The red banana is dear to me. I prefer it to the yellow and tell people it is sweeter, richer, and a different and better fruit. I was first exposed to the red banana about 1914, when my father discovered the United Fruit Company place at the lower end of State Street on the Boston waterfront at Atlantic Avenue. The banana vessels of this company would bring green bananas by bunches from the Caribbean and Central America, and distribute them to stores for sale.

A "bunch" of bananas was a whole stem of fruit and weighed at least 25 pounds. It would be hung in a fruit store on display. Then, as customers asked for them, a merchant cut off "hands" of bananas with a special hook-knife seen only at banana stands. A hand of bananas meant about five "fingers" still joined as grown on the tree.
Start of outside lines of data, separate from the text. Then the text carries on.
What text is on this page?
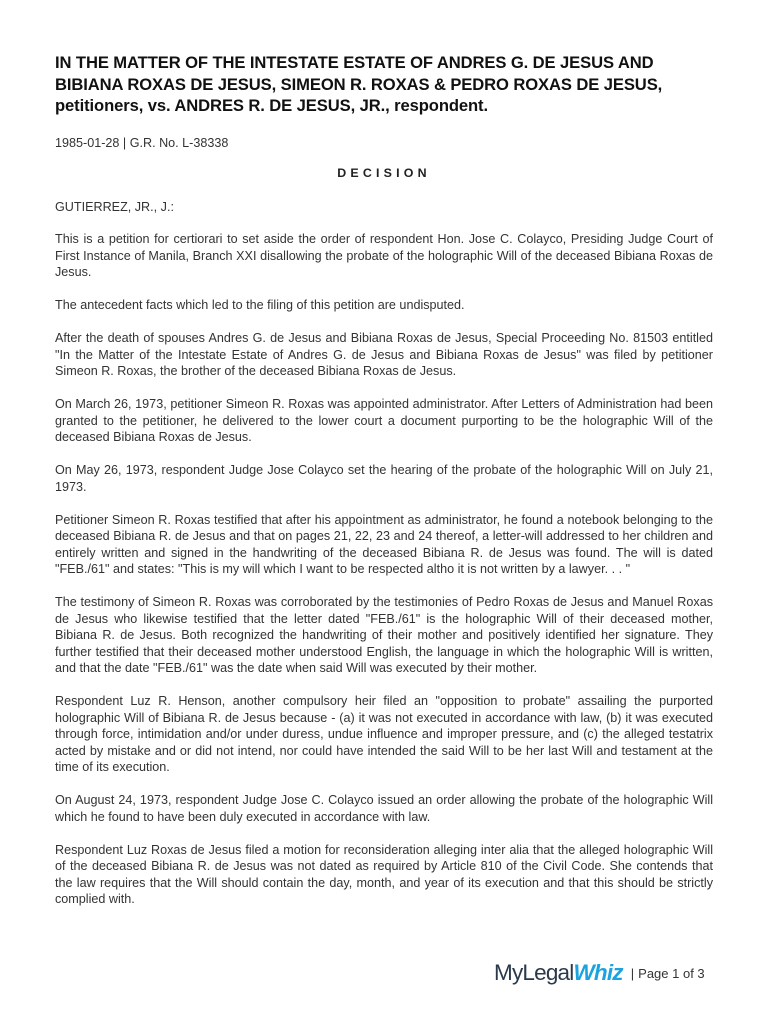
IN THE MATTER OF THE INTESTATE ESTATE OF ANDRES G. DE JESUS AND BIBIANA ROXAS DE JESUS, SIMEON R. ROXAS & PEDRO ROXAS DE JESUS, petitioners, vs. ANDRES R. DE JESUS, JR., respondent.
1985-01-28 | G.R. No. L-38338
DECISION
GUTIERREZ, JR., J.:

This is a petition for certiorari to set aside the order of respondent Hon. Jose C. Colayco, Presiding Judge Court of First Instance of Manila, Branch XXI disallowing the probate of the holographic Will of the deceased Bibiana Roxas de Jesus.

The antecedent facts which led to the filing of this petition are undisputed.

After the death of spouses Andres G. de Jesus and Bibiana Roxas de Jesus, Special Proceeding No. 81503 entitled "In the Matter of the Intestate Estate of Andres G. de Jesus and Bibiana Roxas de Jesus" was filed by petitioner Simeon R. Roxas, the brother of the deceased Bibiana Roxas de Jesus.

On March 26, 1973, petitioner Simeon R. Roxas was appointed administrator. After Letters of Administration had been granted to the petitioner, he delivered to the lower court a document purporting to be the holographic Will of the deceased Bibiana Roxas de Jesus.

On May 26, 1973, respondent Judge Jose Colayco set the hearing of the probate of the holographic Will on July 21, 1973.

Petitioner Simeon R. Roxas testified that after his appointment as administrator, he found a notebook belonging to the deceased Bibiana R. de Jesus and that on pages 21, 22, 23 and 24 thereof, a letter-will addressed to her children and entirely written and signed in the handwriting of the deceased Bibiana R. de Jesus was found. The will is dated "FEB./61" and states: "This is my will which I want to be respected altho it is not written by a lawyer. . . "

The testimony of Simeon R. Roxas was corroborated by the testimonies of Pedro Roxas de Jesus and Manuel Roxas de Jesus who likewise testified that the letter dated "FEB./61" is the holographic Will of their deceased mother, Bibiana R. de Jesus. Both recognized the handwriting of their mother and positively identified her signature. They further testified that their deceased mother understood English, the language in which the holographic Will is written, and that the date "FEB./61" was the date when said Will was executed by their mother.

Respondent Luz R. Henson, another compulsory heir filed an "opposition to probate" assailing the purported holographic Will of Bibiana R. de Jesus because - (a) it was not executed in accordance with law, (b) it was executed through force, intimidation and/or under duress, undue influence and improper pressure, and (c) the alleged testatrix acted by mistake and or did not intend, nor could have intended the said Will to be her last Will and testament at the time of its execution.

On August 24, 1973, respondent Judge Jose C. Colayco issued an order allowing the probate of the holographic Will which he found to have been duly executed in accordance with law.

Respondent Luz Roxas de Jesus filed a motion for reconsideration alleging inter alia that the alleged holographic Will of the deceased Bibiana R. de Jesus was not dated as required by Article 810 of the Civil Code. She contends that the law requires that the Will should contain the day, month, and year of its execution and that this should be strictly complied with.

My Legal Whiz | Page 1 of 3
When a shipload of bananas arrived in Boston, the fruit had to be green to allow for ripening between Boston and the customer. If a stem arrived ripe in Boston, it was set aside on a huge table to be sold to street vendors and other people who knew how things were. A bunch of already-ripe bananas could be had for 25 cents, if you wanted to carry it away in your arms.

And my father would come home every week or so on the electric cars with bananas. Now and then he would get a bunch of red ones. The banana, my homework shows, comes in many kinds of yellow strains. The plantain, or cooking banana, is bigger and less sweet. A miniature variety is grown commercially in Hawaii, and can be grown in California and Florida. Southern Europe and Africa grow bananas. We get ours from the Islands and Central America.

The red banana is a separate kind, and in the trade is called a Jamaican. I believe it to be finer-textured, sweeter, and more pleasing all around than a yellow variety. The problem is to find some in a store. If you ask a store why it doesn't carry red bananas, you'll be given the common answer, "They don't sell." It will do no good to ask how they know when they don't have any!

When, after long supplication, I prevailed on the manager of our local superstore to order some, red bananas sold well simply because folks had never seen any and were curious. The fruit-counter clerk told me he was astonished and had to order some more.

"No," he said, "I don't have any this week, as I forgot to order enough to keep up."

I thought then of my Uncle Ralph, the Yankee storekeeper, who wrote the book and said it doesn't take much to run a chain store. Uncle Ralph was the one who sold all the black pepper, which doesn't sell too well.

Black pepper is sold mostly in four-ounce packages, enough to last an average family a long time. But the Slade spice people also put up a one-pound package for hotels and restaurants, and somehow they fouled up on sales and had a warehouse somewhere in New York State with tons of black pepper in pound boxes with no expectation of unloading.

It wouldn't pay to repackage, and there was small demand for pepper by the pound. My uncle heard about this and called Slade by telephone to make a ridiculously small offer for the lot. Slade accepted, and Uncle Ralph hung up to think of a way to sell pepper. The morning a freight car with his pepper was set off on his siding, he went to the post office and bought a sheet of 1-cent postage stamps.

To the postal clerk he said, "I wonder if you've heard anything about black pepper?" This was in World War II ration time, and some grocery item or another was being added to the ration list every day. People stocked up on anything about to be rationed. Then Uncle Ralph got a haircut and asked the barber if he'd heard anything about black pepper. And then he went back to his store and bided while gossip, the fleetest of all evils, went about the land in a cloud of dust.

In a short time, the first pepper customer came in, and Uncle Ralph sold the first one-pound box of pepper he ever sold. He cleaned out of pepper in two days, and even sold some to his competitors, who were mystified by the sudden demand.

By the way, Uncle Ralph always kept a stem of red bananas by the yellows. He preferred them himself and would cut one off each noon to go with his lunch. He said it was surprising how many customers would see him eating one and decide to have one, too.

But what happened to make this another story? Well, wifey came back from shopping and said she got a hand of red bananas this time. To which I quoted querulously, "Corn flakes and red banana for breakfast?"

To which she replied, "The same."

But the following morning, I gazed down upon a bowl of Cream of Wheat, and no red banana did I see.

"It happened," she said, "that the cleaning girl saw the red bananas on the shelf, and she'd never seen one. She thought they were yellow bananas gone rotten, and she hove 'em in the trash."